Praseodymium monoselenide

Identifiers
- CAS Number: 12038-08-3;
- 3D model (JSmol): Interactive image;
- ChemSpider: 95747165;
- ECHA InfoCard: 100.031.689
- EC Number: 234-872-0;
- CompTox Dashboard (EPA): DTXSID5065198 ;

Properties
- Chemical formula: PrSe
- Molar mass: 219.87
- Density: 6.9 g/cm^{3}
- Melting point: 2,100 °C (3,810 °F; 2,370 K)

Related compounds
- Other anions: PrS PrTe
- Other cations: CeSe NdSe
- Related compounds: Pr_{2}Se_{3}

= Praseodymium monoselenide =

Praseodymium monoselenide is a compound with the chemical formula PrSe.

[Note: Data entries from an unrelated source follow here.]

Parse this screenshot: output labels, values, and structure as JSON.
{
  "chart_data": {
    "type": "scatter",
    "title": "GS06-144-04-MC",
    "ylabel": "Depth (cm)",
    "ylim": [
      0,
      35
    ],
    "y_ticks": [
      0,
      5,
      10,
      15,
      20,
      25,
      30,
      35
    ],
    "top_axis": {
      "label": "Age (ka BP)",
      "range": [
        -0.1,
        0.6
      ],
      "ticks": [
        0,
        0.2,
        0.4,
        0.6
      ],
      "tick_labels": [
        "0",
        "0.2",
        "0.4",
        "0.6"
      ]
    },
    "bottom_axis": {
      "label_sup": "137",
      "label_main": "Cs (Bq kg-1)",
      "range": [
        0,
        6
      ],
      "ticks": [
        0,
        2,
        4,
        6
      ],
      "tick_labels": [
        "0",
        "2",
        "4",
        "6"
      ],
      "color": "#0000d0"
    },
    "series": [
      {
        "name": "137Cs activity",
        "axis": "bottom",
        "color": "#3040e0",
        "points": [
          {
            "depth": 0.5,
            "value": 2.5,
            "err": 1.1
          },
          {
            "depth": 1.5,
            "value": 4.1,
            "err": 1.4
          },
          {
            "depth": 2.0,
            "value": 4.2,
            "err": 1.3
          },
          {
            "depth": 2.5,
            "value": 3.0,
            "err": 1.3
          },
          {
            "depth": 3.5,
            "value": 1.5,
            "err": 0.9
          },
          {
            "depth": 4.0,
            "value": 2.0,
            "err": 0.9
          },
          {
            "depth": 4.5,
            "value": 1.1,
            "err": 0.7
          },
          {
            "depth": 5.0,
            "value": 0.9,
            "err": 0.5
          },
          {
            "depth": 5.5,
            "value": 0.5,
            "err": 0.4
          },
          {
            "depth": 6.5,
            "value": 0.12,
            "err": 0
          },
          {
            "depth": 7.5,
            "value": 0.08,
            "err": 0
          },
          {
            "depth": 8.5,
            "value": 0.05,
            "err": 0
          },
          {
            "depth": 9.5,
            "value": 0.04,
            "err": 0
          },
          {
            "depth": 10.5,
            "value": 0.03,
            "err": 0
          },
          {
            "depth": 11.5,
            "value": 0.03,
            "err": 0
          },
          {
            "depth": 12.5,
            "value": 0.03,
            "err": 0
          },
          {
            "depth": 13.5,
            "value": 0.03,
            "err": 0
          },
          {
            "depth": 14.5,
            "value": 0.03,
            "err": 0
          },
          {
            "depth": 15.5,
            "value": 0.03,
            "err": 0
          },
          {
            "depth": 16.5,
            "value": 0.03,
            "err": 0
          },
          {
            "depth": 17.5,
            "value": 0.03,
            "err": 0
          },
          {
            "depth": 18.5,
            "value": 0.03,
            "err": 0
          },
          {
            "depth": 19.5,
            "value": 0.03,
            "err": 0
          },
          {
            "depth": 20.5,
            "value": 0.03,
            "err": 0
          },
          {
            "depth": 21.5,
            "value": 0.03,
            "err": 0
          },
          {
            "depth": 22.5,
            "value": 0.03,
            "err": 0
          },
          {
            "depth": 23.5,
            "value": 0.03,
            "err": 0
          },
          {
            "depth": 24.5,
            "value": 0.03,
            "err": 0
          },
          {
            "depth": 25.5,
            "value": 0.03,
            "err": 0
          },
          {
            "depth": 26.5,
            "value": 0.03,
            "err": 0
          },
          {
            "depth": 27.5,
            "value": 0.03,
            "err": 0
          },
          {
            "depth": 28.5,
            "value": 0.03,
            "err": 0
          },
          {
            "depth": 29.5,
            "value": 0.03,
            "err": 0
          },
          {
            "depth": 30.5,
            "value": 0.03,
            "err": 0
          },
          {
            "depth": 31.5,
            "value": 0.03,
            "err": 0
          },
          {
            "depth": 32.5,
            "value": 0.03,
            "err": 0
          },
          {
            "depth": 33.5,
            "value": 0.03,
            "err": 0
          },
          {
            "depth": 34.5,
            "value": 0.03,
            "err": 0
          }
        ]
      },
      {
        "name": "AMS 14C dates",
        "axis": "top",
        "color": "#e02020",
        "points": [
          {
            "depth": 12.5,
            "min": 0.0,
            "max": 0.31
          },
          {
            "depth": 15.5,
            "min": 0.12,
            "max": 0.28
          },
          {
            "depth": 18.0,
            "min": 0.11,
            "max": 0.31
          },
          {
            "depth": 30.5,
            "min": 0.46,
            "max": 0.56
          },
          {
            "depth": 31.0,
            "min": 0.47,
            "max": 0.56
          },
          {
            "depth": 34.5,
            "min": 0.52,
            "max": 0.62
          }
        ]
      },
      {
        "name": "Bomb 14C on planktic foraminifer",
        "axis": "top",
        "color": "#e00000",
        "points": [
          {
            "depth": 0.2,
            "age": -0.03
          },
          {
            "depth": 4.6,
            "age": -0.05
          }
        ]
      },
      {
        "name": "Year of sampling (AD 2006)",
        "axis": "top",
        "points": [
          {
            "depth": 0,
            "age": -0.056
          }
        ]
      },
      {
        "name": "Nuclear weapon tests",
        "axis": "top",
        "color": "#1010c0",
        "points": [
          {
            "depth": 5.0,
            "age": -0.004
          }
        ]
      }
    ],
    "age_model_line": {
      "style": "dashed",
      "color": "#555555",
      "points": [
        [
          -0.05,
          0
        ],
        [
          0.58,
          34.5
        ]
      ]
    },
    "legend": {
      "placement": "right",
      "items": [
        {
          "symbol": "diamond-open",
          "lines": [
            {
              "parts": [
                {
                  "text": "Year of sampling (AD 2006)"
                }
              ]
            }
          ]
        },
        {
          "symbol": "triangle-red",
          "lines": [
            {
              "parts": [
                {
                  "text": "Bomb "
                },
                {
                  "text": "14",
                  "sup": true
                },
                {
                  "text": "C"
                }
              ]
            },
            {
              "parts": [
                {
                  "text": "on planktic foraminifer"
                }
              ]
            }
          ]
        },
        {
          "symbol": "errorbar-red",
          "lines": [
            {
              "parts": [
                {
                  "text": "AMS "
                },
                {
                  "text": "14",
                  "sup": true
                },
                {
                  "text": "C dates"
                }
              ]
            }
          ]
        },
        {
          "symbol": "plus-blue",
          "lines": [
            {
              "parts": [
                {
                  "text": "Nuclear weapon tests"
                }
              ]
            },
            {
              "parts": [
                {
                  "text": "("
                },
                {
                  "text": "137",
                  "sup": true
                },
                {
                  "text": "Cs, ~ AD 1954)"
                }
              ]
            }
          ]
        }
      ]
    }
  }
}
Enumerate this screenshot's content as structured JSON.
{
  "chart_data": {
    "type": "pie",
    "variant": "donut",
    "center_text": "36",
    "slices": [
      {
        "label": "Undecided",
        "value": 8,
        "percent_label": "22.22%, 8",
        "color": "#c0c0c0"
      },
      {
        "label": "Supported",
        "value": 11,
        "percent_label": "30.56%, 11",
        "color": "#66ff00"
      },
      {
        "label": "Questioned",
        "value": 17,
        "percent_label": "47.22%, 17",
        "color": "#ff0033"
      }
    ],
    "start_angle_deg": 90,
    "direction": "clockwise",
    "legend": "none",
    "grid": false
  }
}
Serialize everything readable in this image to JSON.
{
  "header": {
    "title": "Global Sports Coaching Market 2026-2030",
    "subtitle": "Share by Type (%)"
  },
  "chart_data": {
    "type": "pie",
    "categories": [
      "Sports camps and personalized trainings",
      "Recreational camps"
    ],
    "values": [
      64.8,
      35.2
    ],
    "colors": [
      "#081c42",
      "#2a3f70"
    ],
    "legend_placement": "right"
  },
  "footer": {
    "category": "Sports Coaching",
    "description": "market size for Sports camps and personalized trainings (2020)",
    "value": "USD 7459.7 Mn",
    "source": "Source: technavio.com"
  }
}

It forms crystals.

== Preparation ==

Praseodymium monoselenide can be prepared by directly reacting praseodymium and selenium at 2100 °C:

Pr + Se -> PrSe

The temperature at which selenium and praseodymium start to react when they come into contact is 620 K.

== Properties ==

Praseodymium monoselenide forms cubic crystals, space group Fm3̅m, unit cell parameters a = 0.5741 nm, Z = 4, and a structure similar to that of sodium chloride.

The compound melts congruently at 2100 °C.